Boasting a hugely active user base, node.js has a vibrant ecosystem, which, along with npm, is growing at twice the rate of any other software platform today. JFrog Co-Founder and Chief Architect Frederic Simon attributes this stratospheric leap in popularity to the vibrant community around it, which demonstrates just how successfully the tech is solving module issues.

Simon comments that the number of developers putting packages for a tech is a critical factor that JFrog take into account when considering a technology - this was the driving factor for the explosion of Ruby,  as well as Java back in the day - and now it’s the same for node.js.

 

 

As he points out, not all node.js and npm projects at present are quite up to enterprise level - indeed, some of them are very much in the beta phase in terms of quality. But, he reflects, this slow and steady approach by the community is a long-sighted one, with stabilisation of software happening as and when is deemed appropriate.
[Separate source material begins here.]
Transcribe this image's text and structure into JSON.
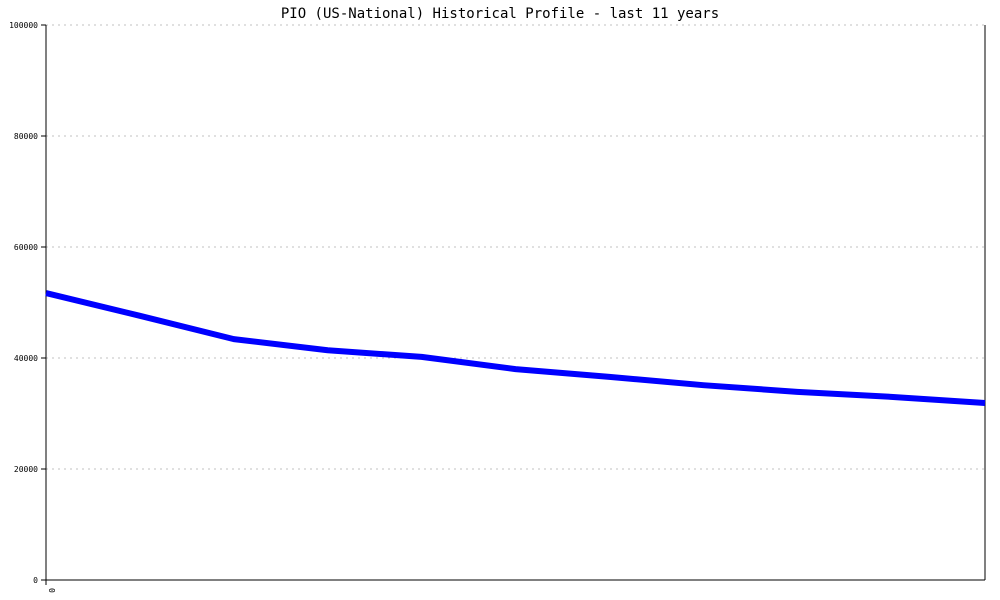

On JFrog’s side, Simon comments that, “as long as there is a need for customers to aggregate their APM inside their production system, they will need proxy layers and control layers- and this is exactly what we have in place. We are quite good at being directional. Once the team have an npm package, it’s easier for them to create a lot locally, rather than having a lot of dirty packages pushed out because you have nowhere to put them.”
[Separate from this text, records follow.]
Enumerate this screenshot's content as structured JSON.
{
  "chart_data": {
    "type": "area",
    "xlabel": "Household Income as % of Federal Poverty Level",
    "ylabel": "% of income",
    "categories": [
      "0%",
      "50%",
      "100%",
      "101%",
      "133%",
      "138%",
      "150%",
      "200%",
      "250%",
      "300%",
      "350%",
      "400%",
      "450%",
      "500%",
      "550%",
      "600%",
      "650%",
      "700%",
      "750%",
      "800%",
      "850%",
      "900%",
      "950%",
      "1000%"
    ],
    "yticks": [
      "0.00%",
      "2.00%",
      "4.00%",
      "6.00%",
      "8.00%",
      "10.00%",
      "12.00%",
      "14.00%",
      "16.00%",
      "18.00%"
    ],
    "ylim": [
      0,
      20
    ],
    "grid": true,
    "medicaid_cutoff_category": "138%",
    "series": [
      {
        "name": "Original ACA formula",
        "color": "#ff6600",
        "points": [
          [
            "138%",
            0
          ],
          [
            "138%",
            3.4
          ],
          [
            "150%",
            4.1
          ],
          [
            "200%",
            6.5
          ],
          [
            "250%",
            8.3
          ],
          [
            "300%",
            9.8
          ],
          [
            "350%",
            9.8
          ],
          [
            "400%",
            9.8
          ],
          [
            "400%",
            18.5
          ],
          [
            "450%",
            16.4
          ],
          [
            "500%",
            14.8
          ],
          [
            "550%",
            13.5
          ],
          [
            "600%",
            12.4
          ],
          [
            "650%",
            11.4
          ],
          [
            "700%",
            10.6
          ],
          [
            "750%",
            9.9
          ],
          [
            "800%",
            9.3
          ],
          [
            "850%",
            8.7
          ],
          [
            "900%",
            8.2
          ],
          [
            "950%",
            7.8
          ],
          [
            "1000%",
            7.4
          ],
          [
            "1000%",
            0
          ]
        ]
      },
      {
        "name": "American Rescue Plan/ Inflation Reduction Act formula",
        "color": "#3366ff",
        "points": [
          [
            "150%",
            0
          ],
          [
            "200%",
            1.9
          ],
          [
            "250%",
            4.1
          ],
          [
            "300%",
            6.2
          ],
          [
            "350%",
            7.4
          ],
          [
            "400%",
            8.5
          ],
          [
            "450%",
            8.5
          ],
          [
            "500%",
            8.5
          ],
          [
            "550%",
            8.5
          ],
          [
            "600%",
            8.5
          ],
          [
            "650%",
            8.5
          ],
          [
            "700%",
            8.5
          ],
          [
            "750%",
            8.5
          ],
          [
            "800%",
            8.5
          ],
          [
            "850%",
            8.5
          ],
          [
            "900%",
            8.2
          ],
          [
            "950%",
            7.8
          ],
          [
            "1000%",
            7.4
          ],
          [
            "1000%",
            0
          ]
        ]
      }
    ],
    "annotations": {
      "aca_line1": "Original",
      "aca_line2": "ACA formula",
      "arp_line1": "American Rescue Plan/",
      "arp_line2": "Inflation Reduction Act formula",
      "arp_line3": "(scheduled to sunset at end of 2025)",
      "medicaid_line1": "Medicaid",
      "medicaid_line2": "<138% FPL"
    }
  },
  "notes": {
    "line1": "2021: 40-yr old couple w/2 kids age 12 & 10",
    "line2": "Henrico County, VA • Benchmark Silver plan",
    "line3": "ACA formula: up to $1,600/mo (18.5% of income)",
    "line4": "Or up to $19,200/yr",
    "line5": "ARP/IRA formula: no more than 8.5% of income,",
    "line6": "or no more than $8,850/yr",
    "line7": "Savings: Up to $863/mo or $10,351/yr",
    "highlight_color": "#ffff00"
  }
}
As with any new tech, it took some time before Node (create August 2012) was stable enough to be globalised. It was at the behest of the community that JFrog decided to assist node.js developers in aggregating and distributing the npm packages they use. Simon explains that the issue at hand was that once the Node and npm projects started to be used heavily on the datacentre, to have a reliable repository became a critical issue for big data centre deployment. Seen by many as  the de-facto enterprise repository manager, JFrog’s Artifactory seemed the perfect fit for the task at hand.
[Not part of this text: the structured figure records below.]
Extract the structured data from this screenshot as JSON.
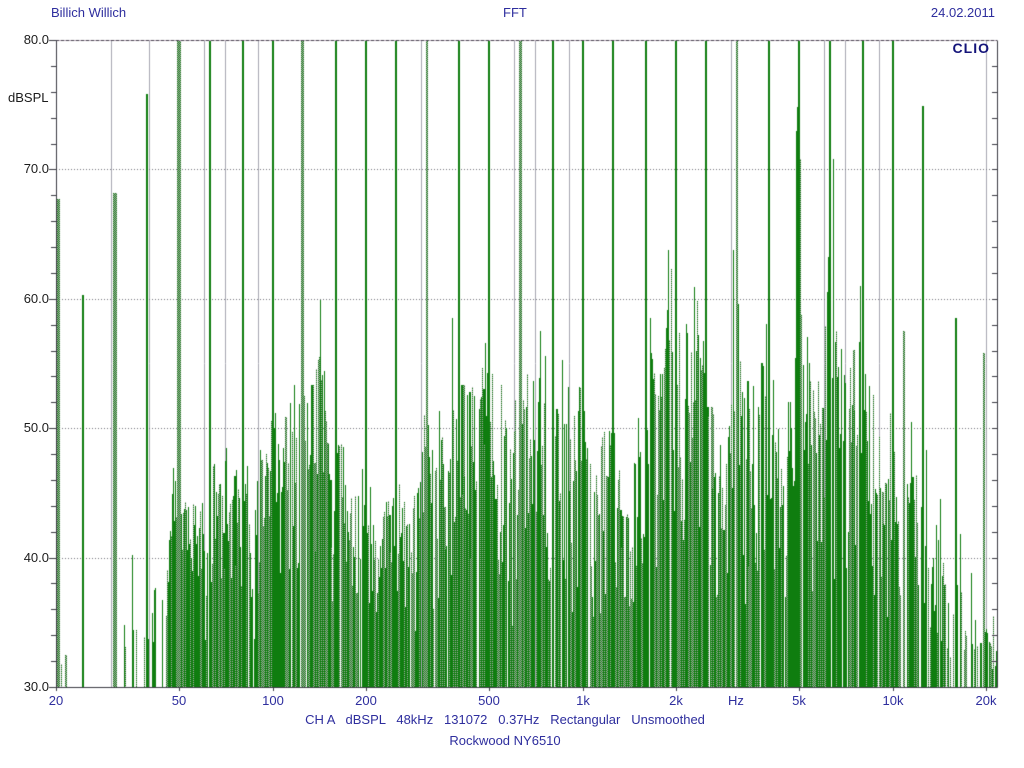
{
  "header": {
    "title_left": "Billich Willich",
    "title_center": "FFT",
    "date": "24.02.2011",
    "brand": "CLIO"
  },
  "footer": {
    "info_line": "CH A   dBSPL   48kHz   131072   0.37Hz   Rectangular   Unsmoothed",
    "device_line": "Rockwood NY6510"
  },
  "colors": {
    "trace_green": "#0f7d0f",
    "dither_gray": "#b2b2b2",
    "grid": "#a8a8b2",
    "grid_dotted": "#74747e",
    "border": "#3c3c44",
    "border_top_dash": "#4a4452",
    "text_blue": "#2e2e9e",
    "text_dark": "#1c1c1c",
    "brand_navy": "#14147a",
    "background": "#ffffff"
  },
  "chart_data": {
    "type": "line",
    "subtype": "fft-spectrum",
    "title": "FFT",
    "ylabel": "dBSPL",
    "x_unit": "Hz",
    "x_scale": "log",
    "xlim": [
      20,
      21700
    ],
    "ylim": [
      30,
      80
    ],
    "grid": {
      "vertical": "log-decade-multiples",
      "horizontal_db": [
        40,
        50,
        60,
        70
      ]
    },
    "legend": "none",
    "y_ticks": [
      {
        "db": 80,
        "label": "80.0"
      },
      {
        "db": 70,
        "label": "70.0"
      },
      {
        "db": 60,
        "label": "60.0"
      },
      {
        "db": 50,
        "label": "50.0"
      },
      {
        "db": 40,
        "label": "40.0"
      },
      {
        "db": 30,
        "label": "30.0"
      }
    ],
    "x_ticks": [
      {
        "hz": 20,
        "label": "20"
      },
      {
        "hz": 50,
        "label": "50"
      },
      {
        "hz": 100,
        "label": "100"
      },
      {
        "hz": 200,
        "label": "200"
      },
      {
        "hz": 500,
        "label": "500"
      },
      {
        "hz": 1000,
        "label": "1k"
      },
      {
        "hz": 2000,
        "label": "2k"
      },
      {
        "hz": 3130,
        "label": "Hz",
        "unit_label": true
      },
      {
        "hz": 5000,
        "label": "5k"
      },
      {
        "hz": 10000,
        "label": "10k"
      },
      {
        "hz": 20000,
        "label": "20k"
      }
    ],
    "clip_db": 80,
    "clipped_tones": [
      [
        50,
        4,
        1
      ],
      [
        63,
        2,
        0
      ],
      [
        80,
        2,
        0
      ],
      [
        100,
        2,
        0
      ],
      [
        125,
        3,
        1
      ],
      [
        160,
        2,
        0
      ],
      [
        200,
        2,
        0
      ],
      [
        250,
        2,
        0
      ],
      [
        315,
        2,
        1
      ],
      [
        400,
        2,
        0
      ],
      [
        500,
        2,
        0
      ],
      [
        630,
        3,
        1
      ],
      [
        800,
        2,
        0
      ],
      [
        1000,
        2,
        0
      ],
      [
        1250,
        2,
        0
      ],
      [
        1600,
        2,
        0
      ],
      [
        2000,
        2,
        0
      ],
      [
        2500,
        2,
        0
      ],
      [
        3150,
        2,
        1
      ],
      [
        4000,
        2,
        0
      ],
      [
        5000,
        2,
        0
      ],
      [
        6300,
        2,
        0
      ],
      [
        8000,
        2,
        0
      ],
      [
        10000,
        2,
        0
      ]
    ],
    "peaks": [
      [
        20.3,
        67.7,
        3,
        1
      ],
      [
        21.6,
        32.5,
        2,
        1
      ],
      [
        24.4,
        60.3,
        2,
        0
      ],
      [
        31,
        68.2,
        4,
        1
      ],
      [
        33.2,
        34.8,
        1,
        0
      ],
      [
        35.2,
        40.2,
        1,
        0
      ],
      [
        36.5,
        34.4,
        1,
        1
      ],
      [
        39.4,
        75.8,
        2,
        0
      ],
      [
        143,
        59.9,
        1,
        0
      ],
      [
        380,
        58.5,
        1,
        0
      ],
      [
        487,
        56.6,
        1,
        0
      ],
      [
        730,
        57.5,
        1,
        0
      ],
      [
        860,
        55.3,
        1,
        0
      ],
      [
        1650,
        58.5,
        1,
        0
      ],
      [
        1895,
        63.8,
        1,
        0
      ],
      [
        1932,
        62.3,
        1,
        1
      ],
      [
        2290,
        60.9,
        1,
        0
      ],
      [
        2345,
        59.8,
        1,
        1
      ],
      [
        3075,
        63.8,
        1,
        0
      ],
      [
        4900,
        73,
        1,
        0
      ],
      [
        4945,
        74.8,
        2,
        0
      ],
      [
        5025,
        70.8,
        1,
        1
      ],
      [
        6270,
        69.2,
        1,
        0
      ],
      [
        6420,
        70.8,
        1,
        0
      ],
      [
        7900,
        61,
        1,
        0
      ],
      [
        10900,
        57.5,
        2,
        1
      ],
      [
        11500,
        50.5,
        1,
        0
      ],
      [
        11900,
        46.4,
        1,
        1
      ],
      [
        12500,
        74.9,
        2,
        0
      ],
      [
        12900,
        48.3,
        1,
        0
      ],
      [
        13800,
        42.5,
        1,
        0
      ],
      [
        14300,
        44.5,
        1,
        0
      ],
      [
        16000,
        58.5,
        2,
        0
      ],
      [
        16500,
        41.8,
        1,
        0
      ],
      [
        18000,
        38.8,
        1,
        0
      ],
      [
        19700,
        55.8,
        2,
        1
      ],
      [
        20600,
        33.5,
        1,
        0
      ],
      [
        21200,
        35.5,
        1,
        1
      ]
    ],
    "noise_floor_envelope": [
      [
        20,
        29
      ],
      [
        21,
        33
      ],
      [
        22,
        29
      ],
      [
        26,
        29
      ],
      [
        31,
        29
      ],
      [
        33,
        35
      ],
      [
        35,
        36
      ],
      [
        37,
        33
      ],
      [
        39,
        35
      ],
      [
        41,
        37.5
      ],
      [
        44,
        38.5
      ],
      [
        46,
        40
      ],
      [
        47.5,
        47
      ],
      [
        49,
        47
      ],
      [
        51,
        45
      ],
      [
        54,
        44.5
      ],
      [
        58,
        44
      ],
      [
        61,
        47
      ],
      [
        64,
        48.5
      ],
      [
        68,
        46
      ],
      [
        71,
        50
      ],
      [
        75,
        46.5
      ],
      [
        79,
        47.5
      ],
      [
        82,
        47.5
      ],
      [
        86,
        45
      ],
      [
        90,
        49
      ],
      [
        95,
        48
      ],
      [
        100,
        52.5
      ],
      [
        105,
        51
      ],
      [
        110,
        52.5
      ],
      [
        115,
        54.5
      ],
      [
        120,
        53
      ],
      [
        126,
        53
      ],
      [
        132,
        53
      ],
      [
        137,
        55
      ],
      [
        141,
        56
      ],
      [
        146,
        55
      ],
      [
        152,
        53
      ],
      [
        158,
        52.5
      ],
      [
        165,
        50
      ],
      [
        172,
        48
      ],
      [
        180,
        46
      ],
      [
        188,
        45
      ],
      [
        196,
        47.5
      ],
      [
        205,
        46
      ],
      [
        212,
        43.5
      ],
      [
        220,
        44
      ],
      [
        230,
        45
      ],
      [
        240,
        46
      ],
      [
        250,
        47
      ],
      [
        262,
        45.5
      ],
      [
        275,
        44.5
      ],
      [
        290,
        46
      ],
      [
        302,
        50
      ],
      [
        310,
        52.5
      ],
      [
        320,
        52
      ],
      [
        335,
        51
      ],
      [
        350,
        53.5
      ],
      [
        365,
        52
      ],
      [
        380,
        57
      ],
      [
        395,
        54
      ],
      [
        410,
        54
      ],
      [
        430,
        53
      ],
      [
        455,
        54
      ],
      [
        480,
        56
      ],
      [
        505,
        55
      ],
      [
        530,
        54
      ],
      [
        560,
        53
      ],
      [
        590,
        52.5
      ],
      [
        620,
        54
      ],
      [
        650,
        55.5
      ],
      [
        685,
        57
      ],
      [
        715,
        57
      ],
      [
        745,
        55.5
      ],
      [
        775,
        56
      ],
      [
        805,
        55.5
      ],
      [
        840,
        54
      ],
      [
        875,
        55
      ],
      [
        910,
        53.5
      ],
      [
        950,
        53.5
      ],
      [
        1000,
        53
      ],
      [
        1040,
        51
      ],
      [
        1080,
        47
      ],
      [
        1120,
        47.5
      ],
      [
        1170,
        51
      ],
      [
        1220,
        52.5
      ],
      [
        1270,
        51
      ],
      [
        1320,
        46
      ],
      [
        1380,
        44
      ],
      [
        1440,
        46.5
      ],
      [
        1500,
        51
      ],
      [
        1560,
        54.5
      ],
      [
        1620,
        57
      ],
      [
        1700,
        55.5
      ],
      [
        1800,
        56
      ],
      [
        1880,
        62
      ],
      [
        1950,
        61.5
      ],
      [
        2030,
        59.5
      ],
      [
        2120,
        58.5
      ],
      [
        2250,
        58
      ],
      [
        2400,
        57.5
      ],
      [
        2520,
        55.5
      ],
      [
        2650,
        52
      ],
      [
        2800,
        48.5
      ],
      [
        2950,
        54
      ],
      [
        3060,
        62
      ],
      [
        3160,
        62
      ],
      [
        3280,
        57
      ],
      [
        3450,
        53
      ],
      [
        3650,
        54
      ],
      [
        3850,
        57
      ],
      [
        3990,
        60
      ],
      [
        4150,
        55
      ],
      [
        4350,
        51.5
      ],
      [
        4550,
        52
      ],
      [
        4750,
        60
      ],
      [
        4880,
        71
      ],
      [
        4960,
        74.5
      ],
      [
        5060,
        70
      ],
      [
        5180,
        62
      ],
      [
        5350,
        57
      ],
      [
        5550,
        53.5
      ],
      [
        5800,
        54.5
      ],
      [
        6050,
        59
      ],
      [
        6220,
        68
      ],
      [
        6360,
        69
      ],
      [
        6550,
        59
      ],
      [
        6750,
        57.5
      ],
      [
        7000,
        57
      ],
      [
        7300,
        56.5
      ],
      [
        7600,
        58
      ],
      [
        7900,
        60.5
      ],
      [
        8100,
        58.5
      ],
      [
        8350,
        55.5
      ],
      [
        8600,
        53.5
      ],
      [
        8900,
        50.5
      ],
      [
        9200,
        48.5
      ],
      [
        9600,
        50
      ],
      [
        9900,
        52
      ],
      [
        10150,
        48
      ],
      [
        10500,
        46
      ],
      [
        10800,
        50
      ],
      [
        11200,
        46.5
      ],
      [
        11600,
        48
      ],
      [
        12000,
        45
      ],
      [
        12400,
        46
      ],
      [
        12800,
        40
      ],
      [
        13300,
        39
      ],
      [
        13900,
        42.5
      ],
      [
        14400,
        43
      ],
      [
        15000,
        39
      ],
      [
        15600,
        40
      ],
      [
        16300,
        39
      ],
      [
        17000,
        36
      ],
      [
        17600,
        33.5
      ],
      [
        18200,
        37
      ],
      [
        19000,
        33.5
      ],
      [
        19800,
        36
      ],
      [
        20500,
        33.5
      ],
      [
        21000,
        34.5
      ],
      [
        21700,
        33
      ]
    ],
    "render_hints": {
      "seed": 7,
      "gap_bands": [
        [
          31,
          0.93
        ],
        [
          45,
          0.8
        ],
        [
          10500,
          0.06
        ],
        [
          13000,
          0.2
        ],
        [
          17000,
          0.42
        ],
        [
          99999,
          0.55
        ]
      ],
      "base_fill": 0.18,
      "dither_ratio": 0.42
    }
  }
}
Providing the support was relatively simple for JFrog, and a far easier task than they’d faced when working with Ruby. Fred told JAXenter that, having already worked with JSON, “it was kind of natural for us. The main thing was that the actual specification of the npm protocol and client was almost non-existent, so we had to do some reverse engineering, and for the code, there’s quite a complicated history.”

To date, there’s been very warm reception to Artifactory’s npm support, and Simon says that the sheer breadth of use cases for Node and node.js technology means that the release has been a “saviour” for many their customers.

Next in the offing from JFrog is support for Python, although Simon is also keen to tackle bidirectional integration with BinTray - JFrog’s ‘social’ platform for storage and distribution of software libraries -  for Artifactory customers.